The next day we made for a mill like building we had spotted from clear creek. This was a collection of cabins from the mining operation. The cabins were at the bottom of the mining mountain. There was a huge tram pulley, oar carts, and just lots of old mining and household items. The tram cable still ran up the hill. We kind of used it as a guide up the hill. Let me stress that there is no trail. We were flat bushwacking it through alder, willow, spruce, and a dense squishy carpet of moss and lichen. It was like running in sand; like hiking up a marshmallow hill. Total maybe 2 miles and 1,000 feet that took us 4 hours. There was a large trailings pile at the top that once served as the roof to the mine entrances which were all blasted in. Ray said they were the wrong types of mines anyway because they were not limestone (aka Copper Mines), but gray rock (aka Gold Mines). Limestone is much more stable. The artifacts, exploration, and stunning view of Mt. Blackburn made the trip worth it even if we did lug a bunch of caving gear to no avail. The hike down the marshmallow hill took less than two hours, returning us to our riverside camp site and fire pit. We spent the rest of the evening contemplating the river crossing required to get home. It was a soul searching experience.

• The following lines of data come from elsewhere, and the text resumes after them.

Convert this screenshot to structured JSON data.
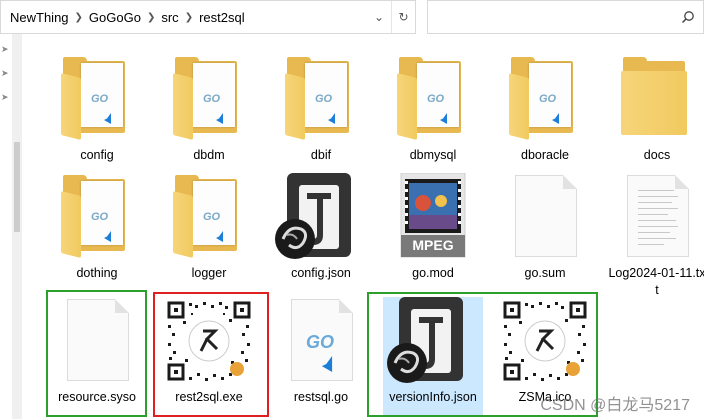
{
  "address_bar": {
    "crumbs": [
      "NewThing",
      "GoGoGo",
      "src",
      "rest2sql"
    ],
    "dropdown_icon": "chevron-down-icon",
    "refresh_icon": "refresh-icon"
  },
  "search": {
    "placeholder": "",
    "icon": "search-icon"
  },
  "files": [
    {
      "name": "config",
      "kind": "folder-go"
    },
    {
      "name": "dbdm",
      "kind": "folder-go"
    },
    {
      "name": "dbif",
      "kind": "folder-go"
    },
    {
      "name": "dbmysql",
      "kind": "folder-go"
    },
    {
      "name": "dboracle",
      "kind": "folder-go"
    },
    {
      "name": "docs",
      "kind": "folder"
    },
    {
      "name": "dothing",
      "kind": "folder-go"
    },
    {
      "name": "logger",
      "kind": "folder-go"
    },
    {
      "name": "config.json",
      "kind": "json-app"
    },
    {
      "name": "go.mod",
      "kind": "mpeg"
    },
    {
      "name": "go.sum",
      "kind": "blank-file"
    },
    {
      "name": "Log2024-01-11.txt",
      "kind": "text-file"
    },
    {
      "name": "resource.syso",
      "kind": "blank-file"
    },
    {
      "name": "rest2sql.exe",
      "kind": "qr"
    },
    {
      "name": "restsql.go",
      "kind": "go-file"
    },
    {
      "name": "versionInfo.json",
      "kind": "json-app"
    },
    {
      "name": "ZSMa.ico",
      "kind": "qr"
    }
  ],
  "icon_text": {
    "mpeg": "MPEG",
    "go": "GO"
  },
  "highlights": [
    {
      "color": "#2ca02c",
      "covers": [
        "resource.syso"
      ]
    },
    {
      "color": "#e02020",
      "covers": [
        "rest2sql.exe"
      ]
    },
    {
      "color": "#2ca02c",
      "covers": [
        "versionInfo.json",
        "ZSMa.ico"
      ]
    }
  ],
  "watermark": "CSDN @白龙马5217",
  "colors": {
    "selection": "#cce8ff",
    "folder": "#e8b950",
    "highlight_green": "#2ca02c",
    "highlight_red": "#e02020"
  }
}
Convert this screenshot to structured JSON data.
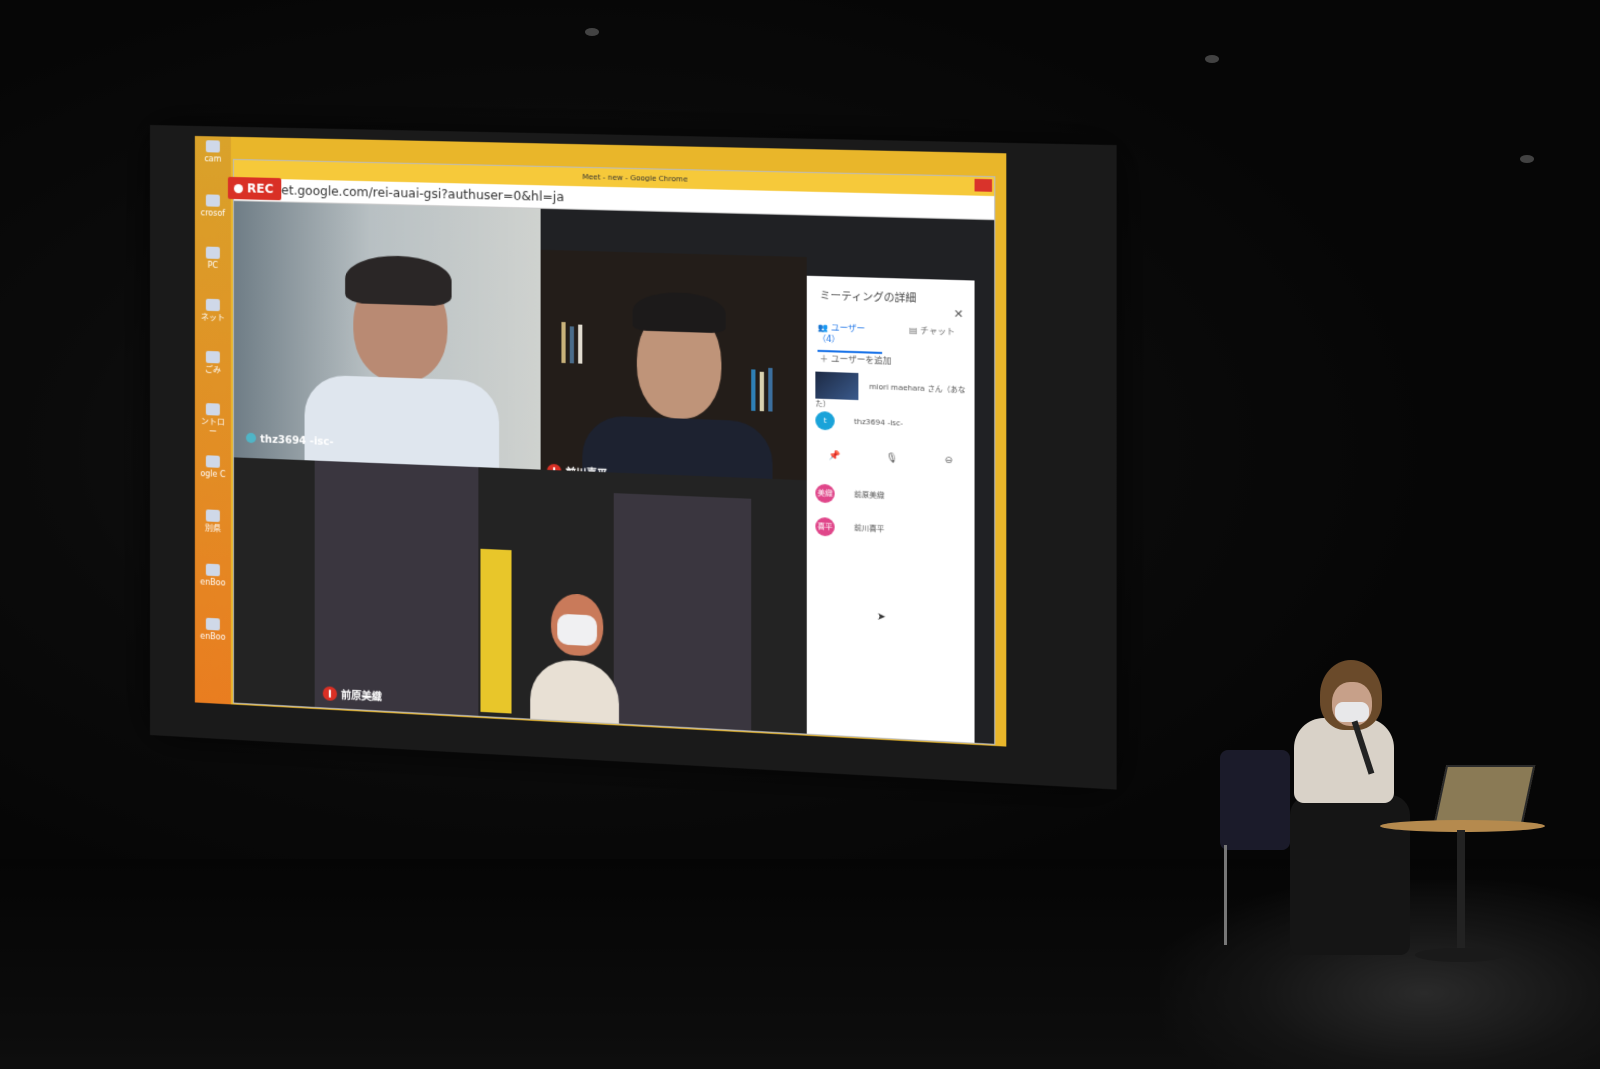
{
  "desktop": {
    "icons": [
      "cam",
      "crosof",
      "PC",
      "ネット",
      "ごみ",
      "ントロー",
      "ogle C",
      "別県",
      "enBoo",
      "enBoo"
    ]
  },
  "browser": {
    "window_title": "Meet - new - Google Chrome",
    "url": "meet.google.com/rei-auai-gsi?authuser=0&hl=ja"
  },
  "meet": {
    "rec_label": "REC",
    "tiles": [
      {
        "label": "thz3694 -isc-",
        "muted": false
      },
      {
        "label": "前川喜平",
        "muted": true
      },
      {
        "label": "前原美織",
        "muted": true
      }
    ]
  },
  "panel": {
    "title": "ミーティングの詳細",
    "tab_users": "ユーザー（4）",
    "tab_chat": "チャット",
    "add_user": "ユーザーを追加",
    "participants": [
      {
        "name": "miori maehara さん（あなた）",
        "avatar": ""
      },
      {
        "name": "thz3694 -isc-",
        "avatar": "t",
        "color": "#1aa3d9"
      },
      {
        "name": "前原美織",
        "avatar": "美織",
        "color": "#e0468a"
      },
      {
        "name": "前川喜平",
        "avatar": "喜平",
        "color": "#e0468a"
      }
    ]
  },
  "colors": {
    "desktop_yellow": "#e9b62a",
    "rec_red": "#d93025",
    "accent_blue": "#1a73e8"
  }
}
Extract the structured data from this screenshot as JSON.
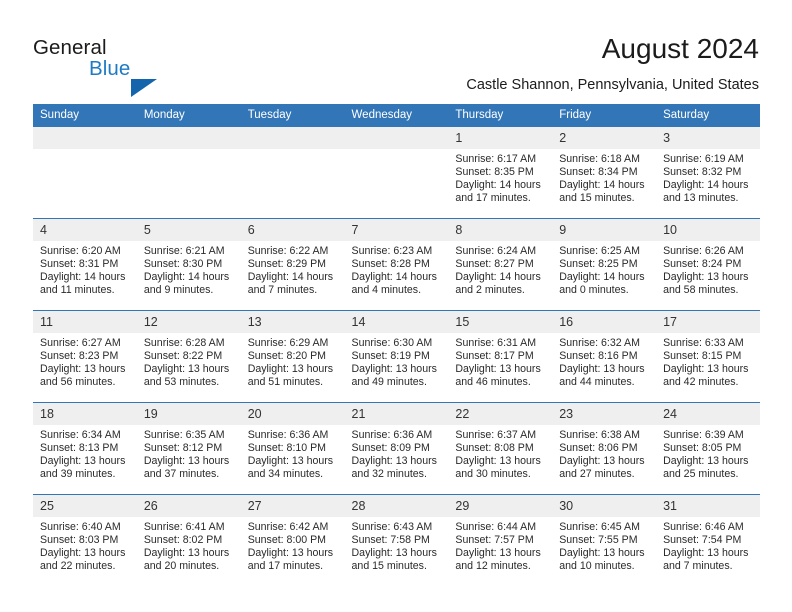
{
  "brand": {
    "name_part1": "General",
    "name_part2": "Blue",
    "triangle_color": "#1565ad",
    "blue_text_color": "#1f7ac4"
  },
  "header": {
    "title": "August 2024",
    "subtitle": "Castle Shannon, Pennsylvania, United States",
    "accent_color": "#3276b8",
    "daynum_band_color": "#efefef"
  },
  "weekday_headers": [
    "Sunday",
    "Monday",
    "Tuesday",
    "Wednesday",
    "Thursday",
    "Friday",
    "Saturday"
  ],
  "weeks": [
    [
      {
        "day": "",
        "sunrise": "",
        "sunset": "",
        "daylight1": "",
        "daylight2": ""
      },
      {
        "day": "",
        "sunrise": "",
        "sunset": "",
        "daylight1": "",
        "daylight2": ""
      },
      {
        "day": "",
        "sunrise": "",
        "sunset": "",
        "daylight1": "",
        "daylight2": ""
      },
      {
        "day": "",
        "sunrise": "",
        "sunset": "",
        "daylight1": "",
        "daylight2": ""
      },
      {
        "day": "1",
        "sunrise": "Sunrise: 6:17 AM",
        "sunset": "Sunset: 8:35 PM",
        "daylight1": "Daylight: 14 hours",
        "daylight2": "and 17 minutes."
      },
      {
        "day": "2",
        "sunrise": "Sunrise: 6:18 AM",
        "sunset": "Sunset: 8:34 PM",
        "daylight1": "Daylight: 14 hours",
        "daylight2": "and 15 minutes."
      },
      {
        "day": "3",
        "sunrise": "Sunrise: 6:19 AM",
        "sunset": "Sunset: 8:32 PM",
        "daylight1": "Daylight: 14 hours",
        "daylight2": "and 13 minutes."
      }
    ],
    [
      {
        "day": "4",
        "sunrise": "Sunrise: 6:20 AM",
        "sunset": "Sunset: 8:31 PM",
        "daylight1": "Daylight: 14 hours",
        "daylight2": "and 11 minutes."
      },
      {
        "day": "5",
        "sunrise": "Sunrise: 6:21 AM",
        "sunset": "Sunset: 8:30 PM",
        "daylight1": "Daylight: 14 hours",
        "daylight2": "and 9 minutes."
      },
      {
        "day": "6",
        "sunrise": "Sunrise: 6:22 AM",
        "sunset": "Sunset: 8:29 PM",
        "daylight1": "Daylight: 14 hours",
        "daylight2": "and 7 minutes."
      },
      {
        "day": "7",
        "sunrise": "Sunrise: 6:23 AM",
        "sunset": "Sunset: 8:28 PM",
        "daylight1": "Daylight: 14 hours",
        "daylight2": "and 4 minutes."
      },
      {
        "day": "8",
        "sunrise": "Sunrise: 6:24 AM",
        "sunset": "Sunset: 8:27 PM",
        "daylight1": "Daylight: 14 hours",
        "daylight2": "and 2 minutes."
      },
      {
        "day": "9",
        "sunrise": "Sunrise: 6:25 AM",
        "sunset": "Sunset: 8:25 PM",
        "daylight1": "Daylight: 14 hours",
        "daylight2": "and 0 minutes."
      },
      {
        "day": "10",
        "sunrise": "Sunrise: 6:26 AM",
        "sunset": "Sunset: 8:24 PM",
        "daylight1": "Daylight: 13 hours",
        "daylight2": "and 58 minutes."
      }
    ],
    [
      {
        "day": "11",
        "sunrise": "Sunrise: 6:27 AM",
        "sunset": "Sunset: 8:23 PM",
        "daylight1": "Daylight: 13 hours",
        "daylight2": "and 56 minutes."
      },
      {
        "day": "12",
        "sunrise": "Sunrise: 6:28 AM",
        "sunset": "Sunset: 8:22 PM",
        "daylight1": "Daylight: 13 hours",
        "daylight2": "and 53 minutes."
      },
      {
        "day": "13",
        "sunrise": "Sunrise: 6:29 AM",
        "sunset": "Sunset: 8:20 PM",
        "daylight1": "Daylight: 13 hours",
        "daylight2": "and 51 minutes."
      },
      {
        "day": "14",
        "sunrise": "Sunrise: 6:30 AM",
        "sunset": "Sunset: 8:19 PM",
        "daylight1": "Daylight: 13 hours",
        "daylight2": "and 49 minutes."
      },
      {
        "day": "15",
        "sunrise": "Sunrise: 6:31 AM",
        "sunset": "Sunset: 8:17 PM",
        "daylight1": "Daylight: 13 hours",
        "daylight2": "and 46 minutes."
      },
      {
        "day": "16",
        "sunrise": "Sunrise: 6:32 AM",
        "sunset": "Sunset: 8:16 PM",
        "daylight1": "Daylight: 13 hours",
        "daylight2": "and 44 minutes."
      },
      {
        "day": "17",
        "sunrise": "Sunrise: 6:33 AM",
        "sunset": "Sunset: 8:15 PM",
        "daylight1": "Daylight: 13 hours",
        "daylight2": "and 42 minutes."
      }
    ],
    [
      {
        "day": "18",
        "sunrise": "Sunrise: 6:34 AM",
        "sunset": "Sunset: 8:13 PM",
        "daylight1": "Daylight: 13 hours",
        "daylight2": "and 39 minutes."
      },
      {
        "day": "19",
        "sunrise": "Sunrise: 6:35 AM",
        "sunset": "Sunset: 8:12 PM",
        "daylight1": "Daylight: 13 hours",
        "daylight2": "and 37 minutes."
      },
      {
        "day": "20",
        "sunrise": "Sunrise: 6:36 AM",
        "sunset": "Sunset: 8:10 PM",
        "daylight1": "Daylight: 13 hours",
        "daylight2": "and 34 minutes."
      },
      {
        "day": "21",
        "sunrise": "Sunrise: 6:36 AM",
        "sunset": "Sunset: 8:09 PM",
        "daylight1": "Daylight: 13 hours",
        "daylight2": "and 32 minutes."
      },
      {
        "day": "22",
        "sunrise": "Sunrise: 6:37 AM",
        "sunset": "Sunset: 8:08 PM",
        "daylight1": "Daylight: 13 hours",
        "daylight2": "and 30 minutes."
      },
      {
        "day": "23",
        "sunrise": "Sunrise: 6:38 AM",
        "sunset": "Sunset: 8:06 PM",
        "daylight1": "Daylight: 13 hours",
        "daylight2": "and 27 minutes."
      },
      {
        "day": "24",
        "sunrise": "Sunrise: 6:39 AM",
        "sunset": "Sunset: 8:05 PM",
        "daylight1": "Daylight: 13 hours",
        "daylight2": "and 25 minutes."
      }
    ],
    [
      {
        "day": "25",
        "sunrise": "Sunrise: 6:40 AM",
        "sunset": "Sunset: 8:03 PM",
        "daylight1": "Daylight: 13 hours",
        "daylight2": "and 22 minutes."
      },
      {
        "day": "26",
        "sunrise": "Sunrise: 6:41 AM",
        "sunset": "Sunset: 8:02 PM",
        "daylight1": "Daylight: 13 hours",
        "daylight2": "and 20 minutes."
      },
      {
        "day": "27",
        "sunrise": "Sunrise: 6:42 AM",
        "sunset": "Sunset: 8:00 PM",
        "daylight1": "Daylight: 13 hours",
        "daylight2": "and 17 minutes."
      },
      {
        "day": "28",
        "sunrise": "Sunrise: 6:43 AM",
        "sunset": "Sunset: 7:58 PM",
        "daylight1": "Daylight: 13 hours",
        "daylight2": "and 15 minutes."
      },
      {
        "day": "29",
        "sunrise": "Sunrise: 6:44 AM",
        "sunset": "Sunset: 7:57 PM",
        "daylight1": "Daylight: 13 hours",
        "daylight2": "and 12 minutes."
      },
      {
        "day": "30",
        "sunrise": "Sunrise: 6:45 AM",
        "sunset": "Sunset: 7:55 PM",
        "daylight1": "Daylight: 13 hours",
        "daylight2": "and 10 minutes."
      },
      {
        "day": "31",
        "sunrise": "Sunrise: 6:46 AM",
        "sunset": "Sunset: 7:54 PM",
        "daylight1": "Daylight: 13 hours",
        "daylight2": "and 7 minutes."
      }
    ]
  ]
}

The crossing the next day had two key elements of success; experience from the day before and necessity so we didn't starve or freeze to death on the wrong side of the river. We found a better crossing point. Ray made the first pass with the most important cold weather gear and some pre-heated tang. I followed this time with gear. I fell again and have to give special mention to drowning with your pack on. I wriggled out of it after a few missed breathes, managed to stroke to retrieve it, and drag myself to the other shore; a good crossing. Ray carried Shena's pack. She crossed with the life vest and her hiking pole which despite one quick dip resulted in a successful crossing. All people, all gear, no injuries; a successful crossing. We commenced to hike out of the wind and boil some warm food.

The hike up the creek was simple. We returned to where we had stashed our bikes. We rode the 8 miles out. It was mostly down hill and even all geared and chalk full of momentum it was a fun downhill. Then, just like Palmer Creek the week before, Ray and I downhilled the road out (sans gear) while Shena pace carred us in the Subaru.

In retrospect, a better river crossing strategy seems to be to go with the current rather than trying to resist it in a perpendicular crossing. In a slow moving, warm-ish water river, you could just swim across at the expense of a few miles down stream travel. Time is not a luxury in a glacial river, but still the float and strike strategy has merit. So, of course you need exotic gear, a kayak dry suit (or equivalent) to the tune of $500 - $5,000.

Both trips were awesome. They both had mixed travel modes like biking, hiking and swimming. They both were a little different from our typical alpine camping because of the car camping starts and camp fires. Cold, wet, exhaustion, lacerations, contusions, and sore muscles aside. Both trips were exceptionally fun.